Monitorare lo stato di salute dei ciliegi e dei relativi frutti per supportare gli agricoltori veronesi con indicazioni e suggerimenti agronomici e fitosanitari utili alla coltivazione.

E’ questo l’obiettivo del “Notiziario ciliegio 2020 – Colline veronesi” realizzato da Coldiretti e Aipo, Associazione interregionale produttori olivicoli, di Verona alla sua prima edizione. Già conosciuto il bollettino della Val d’Alpone arrivato al decimo numero.

Si può leggere la pubblicazione ogni mercoledì sul sito di Aipo (www.aipoverona.it) oppure attraverso l’applicazione  “Aipoverona” per i dispositivi Android e IOS scaricabile gratuitamente fino a metà luglio, oltre che sulla pagina Facebook “Coldiretti Verona”. Ogni settimana viene pubblicato anche un video divulgativo di aggiornamento.

Il bollettino illustra la situazione meteo della settimana con indicazioni sulle previsioni di quella successiva, la fase fenologica delle varietà delle ciliegie e le previsioni di produzione. A seguire, una serie di suggerimenti per la difesa fitosanitaria con informazioni sullo stato della drosophila suzukii, il moscerino killer presente da anni sul territorio, creando ingenti danni.

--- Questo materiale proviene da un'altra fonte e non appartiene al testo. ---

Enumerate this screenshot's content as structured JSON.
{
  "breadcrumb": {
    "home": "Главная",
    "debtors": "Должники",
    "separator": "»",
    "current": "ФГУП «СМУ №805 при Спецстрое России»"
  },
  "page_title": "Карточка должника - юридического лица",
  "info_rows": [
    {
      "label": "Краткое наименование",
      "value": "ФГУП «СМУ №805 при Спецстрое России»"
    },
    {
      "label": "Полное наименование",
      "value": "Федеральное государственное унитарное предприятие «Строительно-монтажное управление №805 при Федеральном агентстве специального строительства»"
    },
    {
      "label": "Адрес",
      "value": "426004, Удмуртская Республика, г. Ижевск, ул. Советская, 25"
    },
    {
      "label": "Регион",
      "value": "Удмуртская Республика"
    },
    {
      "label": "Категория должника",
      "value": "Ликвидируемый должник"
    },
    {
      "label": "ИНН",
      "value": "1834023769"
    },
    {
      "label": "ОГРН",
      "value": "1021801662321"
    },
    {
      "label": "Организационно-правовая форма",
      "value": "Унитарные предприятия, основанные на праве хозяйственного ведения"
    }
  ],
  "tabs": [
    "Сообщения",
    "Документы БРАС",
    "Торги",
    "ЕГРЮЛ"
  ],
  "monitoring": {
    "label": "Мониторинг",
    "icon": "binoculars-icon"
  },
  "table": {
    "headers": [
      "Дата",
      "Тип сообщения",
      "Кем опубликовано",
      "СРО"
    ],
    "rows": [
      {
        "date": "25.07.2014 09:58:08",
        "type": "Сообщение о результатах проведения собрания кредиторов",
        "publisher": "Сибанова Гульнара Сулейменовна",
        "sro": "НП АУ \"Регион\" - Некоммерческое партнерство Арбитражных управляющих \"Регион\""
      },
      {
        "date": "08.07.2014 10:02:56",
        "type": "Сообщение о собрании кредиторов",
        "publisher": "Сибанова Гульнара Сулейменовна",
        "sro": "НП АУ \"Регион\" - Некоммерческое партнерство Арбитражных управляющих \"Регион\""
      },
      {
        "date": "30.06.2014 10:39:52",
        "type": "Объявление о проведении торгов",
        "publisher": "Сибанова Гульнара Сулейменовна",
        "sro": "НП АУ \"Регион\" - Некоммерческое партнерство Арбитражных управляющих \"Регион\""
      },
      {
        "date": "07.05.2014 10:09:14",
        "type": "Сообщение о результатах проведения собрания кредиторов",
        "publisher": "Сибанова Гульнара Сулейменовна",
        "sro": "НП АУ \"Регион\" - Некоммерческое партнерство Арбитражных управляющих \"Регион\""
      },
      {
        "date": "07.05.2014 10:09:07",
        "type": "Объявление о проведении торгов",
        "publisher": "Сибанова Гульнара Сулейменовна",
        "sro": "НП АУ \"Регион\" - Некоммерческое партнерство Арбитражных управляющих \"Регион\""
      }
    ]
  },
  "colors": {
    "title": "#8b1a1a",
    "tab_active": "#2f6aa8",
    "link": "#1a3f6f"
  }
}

“Il ciliegio nella provincia veronese è sempre stato una pianta di completamento delle aziende agricole, anche se negli ultimi anni si va sempre più un ciliegeto specializzato con copertura di teli diretti per proteggere le colture dagli insetti”, evidenzia Daniele Salvagno, presidente di Coldiretti Verona che aggiunge: “Per andare incontro alle esigenze degli agricoltori abbiamo organizzato un corso di formazione, tramite il nostro ente Impresa Verde Verona accreditato alla Regione Veneto, che inizierà a fine maggio per dare informazioni tecniche, agronomiche e fitosanitarie in tempo reale, poiché siamo già in raccolta delle ciliegie. Si prospetta, peraltro, una buona annata, particolarmente per le varietà medie e medio-tardive, sia da un punti di vista qualitativo che quantitativo”.

Il corso aperto a 15 produttori agricoli delle zone vocate alla cerasicoltura (colline veronesi ed est veronese) sarà gratuito e inizierà a fine maggio per una durata di 20 ore in modalità di formazione a distanza su piattaforma G Suite di google.

Le prime quattro lezioni saranno a fine maggio, in fase di raccolta e saranno focalizzate su aspetti fitosanitari compreso l’emergenza cimice asiatica.

La seconda parte del corso, a luglio ormai a fine raccolta, prevedrà quattro incontri su aspetti tecnico-agronomici e economici: scelta varietale,  potatura per produzione di qualità apprezzata dal mercato, sistemi per la valorizzazione economica della ciliegia, certificazioni di qualità, biologico, andamento dei mercati, organizzazione dei produttori. Per informazioni e iscrizioni: [email protected].

La ciliegia nel veronese è coltivata su circa 1850 ettari di cui 60 in pianura e coinvolge oltre 2000 agricoltori, anche con aziende di piccole dimensioni. Le coltivazioni di ciliegi della provincia veronese rappresentano il 70% di quelle venete.